Bow in hand, arrow nocked, Gil waited for a target to present itself. When it finally did, it was not the charging horde he was expecting. A single wolf approached slowly, gave a few short barks and hung back, just within sight. Gil had been practicing, and he was getting more accurate, but at that range it would take a very lucky shot to hit it. Still, the purpose of the exercise was not necessarily to kill the wolves, but scare them off. A near enough miss might spook them just as well as a hit.

As he began to draw the bow, Gil heard a noise closer to hand. Other members of the pack were approaching on both sides, trying to surround him. They were near enough that he dared not take his eyes off them, but he listened out for any sound behind him. The tree at his back offered some protection, but a tree was not a wall. If there were any more creeping around it to tear at his heels and hamstrings, this could all be over quickly.

The wolves stood motionless, watching. They seemed curious to see why he had stopped running and what he would do next. Either that or they were waiting for packmates to come around behind him and begin the attack.

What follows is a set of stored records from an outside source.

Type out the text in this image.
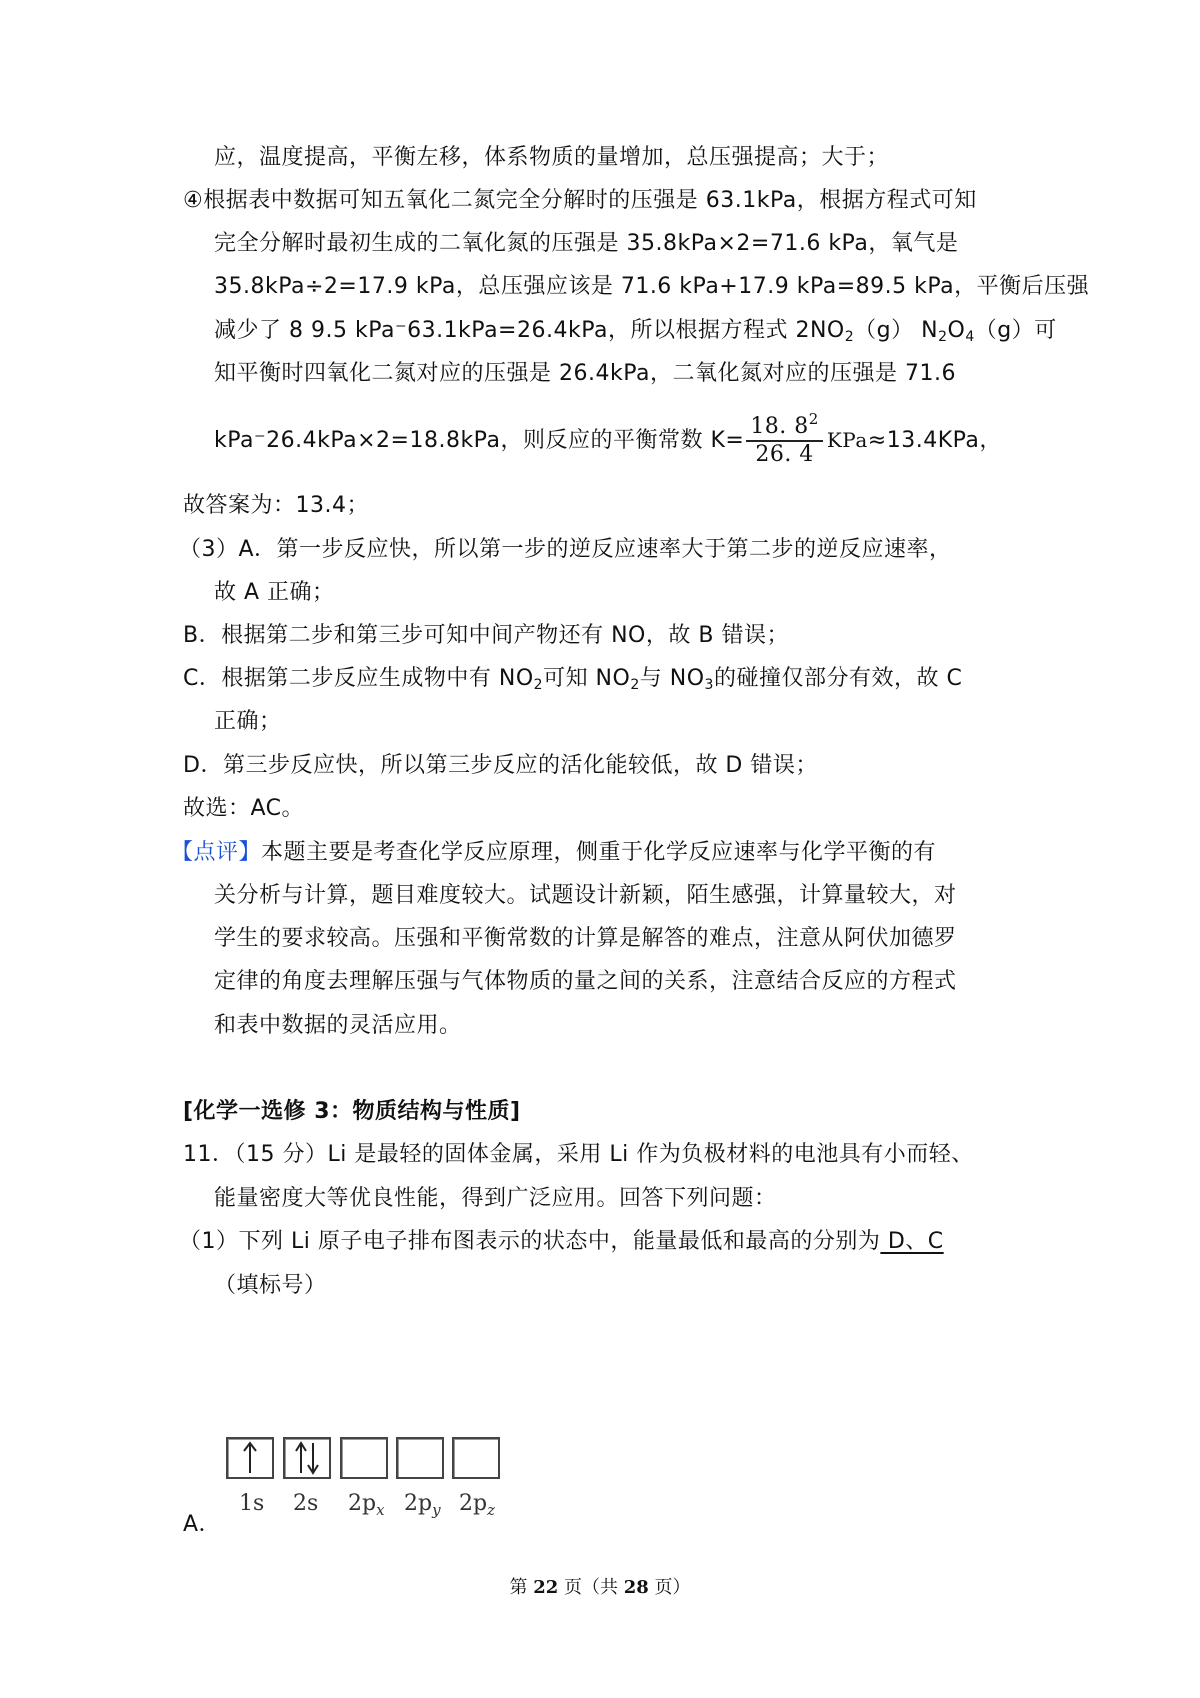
应，温度提高，平衡左移，体系物质的量增加，总压强提高；大于；
④根据表中数据可知五氧化二氮完全分解时的压强是 63.1kPa，根据方程式可知
完全分解时最初生成的二氧化氮的压强是 35.8kPa×2=71.6 kPa，氧气是
35.8kPa÷2=17.9 kPa，总压强应该是 71.6 kPa+17.9 kPa=89.5 kPa，平衡后压强
减少了 8 9.5 kPa⁻63.1kPa=26.4kPa，所以根据方程式 $2NO_2(g)$ $N_2O_4(g)$可
知平衡时四氧化二氮对应的压强是 26.4kPa，二氧化氮对应的压强是 71.6
kPa⁻26.4kPa×2=18.8kPa，则反应的平衡常数 $K= \frac{18. 8^2}{26. 4} KPa\approx 13.4KPa$，
故答案为：13.4；
（3）A．第一步反应快，所以第一步的逆反应速率大于第二步的逆反应速率，
故 A 正确；
B．根据第二步和第三步可知中间产物还有 NO，故 B 错误；
C．根据第二步反应生成物中有 $NO_2$可知 $NO_2$与 $NO_3$的碰撞仅部分有效，故 C
正确；
D．第三步反应快，所以第三步反应的活化能较低，故 D 错误；
故选：AC。
【点评】本题主要是考查化学反应原理，侧重于化学反应速率与化学平衡的有
关分析与计算，题目难度较大。试题设计新颖，陌生感强，计算量较大，对
学生的要求较高。压强和平衡常数的计算是解答的难点，注意从阿伏加德罗
定律的角度去理解压强与气体物质的量之间的关系，注意结合反应的方程式
和表中数据的灵活应用。
[化学一选修 3：物质结构与性质]
11．（15 分）Li 是最轻的固体金属，采用 Li 作为负极材料的电池具有小而轻、
能量密度大等优良性能，得到广泛应用。回答下列问题：
（1）下列 Li 原子电子排布图表示的状态中，能量最低和最高的分别为 D、C
（填标号）
1s 2s $2p_x$ $2p_y$ $2p_z$
A．
第 22 页（共 28 页）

Either way, Gil needed to pick a target and go on the offensive. The nearest two wolves he could see were close enough that he was confident he could hit whichever he aimed at, but they had him flanked. Whichever he didn’t take down would be on him before he could draw a second arrow.

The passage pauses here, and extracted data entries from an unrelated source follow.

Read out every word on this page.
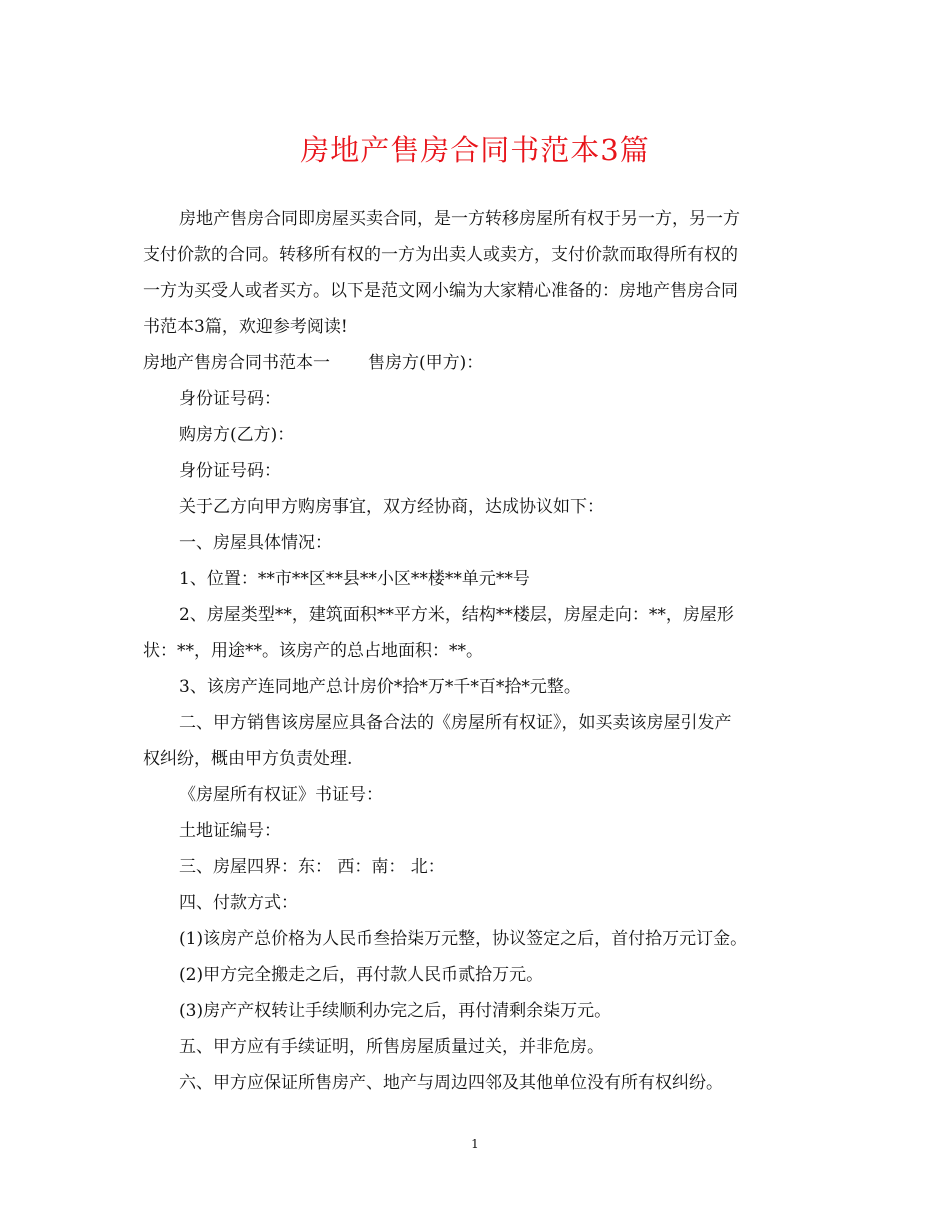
房地产售房合同书范本3篇
房地产售房合同即房屋买卖合同，是一方转移房屋所有权于另一方，另一方
支付价款的合同。转移所有权的一方为出卖人或卖方，支付价款而取得所有权的
一方为买受人或者买方。以下是范文网小编为大家精心准备的：房地产售房合同
书范本3篇，欢迎参考阅读!
房地产售房合同书范本一 售房方(甲方)：
身份证号码：
购房方(乙方)：
身份证号码：
关于乙方向甲方购房事宜，双方经协商，达成协议如下：
一、房屋具体情况：
1、位置：**市**区**县**小区**楼**单元**号
2、房屋类型**，建筑面积**平方米，结构**楼层，房屋走向：**，房屋形
状：**，用途**。该房产的总占地面积：**。
3、该房产连同地产总计房价*拾*万*千*百*拾*元整。
二、甲方销售该房屋应具备合法的《房屋所有权证》，如买卖该房屋引发产
权纠纷，概由甲方负责处理.
《房屋所有权证》书证号：
土地证编号：
三、房屋四界：东： 西：南： 北：
四、付款方式：
(1)该房产总价格为人民币叁拾柒万元整，协议签定之后，首付拾万元订金。
(2)甲方完全搬走之后，再付款人民币贰拾万元。
(3)房产产权转让手续顺利办完之后，再付清剩余柒万元。
五、甲方应有手续证明，所售房屋质量过关，并非危房。
六、甲方应保证所售房产、地产与周边四邻及其他单位没有所有权纠纷。
1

They both started growling. When the one on the left yelped, he turned and loosed the arrow without thinking. Before he knew it, he had turned and was rushing screaming at the charging wolf on his right. He couldn’t remember dropping the bow, drawing the knife or even if he had hit his target. The only important thing was that the wolves know he was not prey.

Leading with his blade, Gil caught the side of the wolf’s mouth as it bit down, grazing his forearm. Turning as their momentum took them past one another, they each regarded a bleeding opponent. The wolf did not spring again immediately, but stood growling as Gil tried to maneuver his back to another tree.

If this wolf had needed a cut to teach it caution, the rest of the pack were faster learners. A larger wolf right behind barked a couple of times, turned and left. Gil was left in no doubt who called the shots in the pack, as answering barks sounded and finally even the bleeding wolf followed suit. Only one remained, whining as it tried to follow, dragging one paralyzed side. At point-blank range, the arrow had bitten deep. Cautiously, Gil approached. It may not be able to run, but there was nothing wrong with its teeth. But it offered only a token fight as he put it out of its misery. Injured so badly, it could not have survived long anyway.

Suddenly alone, Gil took a moment to catch his breath and let his hands stop shaking. He hadn’t seen or heard the lead wolf come up behind him. If he had waited indecisively any longer, they might have taken him down before he got a single shot away.

But a moment was all he could afford to take. Then it was time to retrieve his bow and sling the wolf carcass over his shoulder. Quick as the fight had been, the light was fading quicker still, and he still had a long way to go.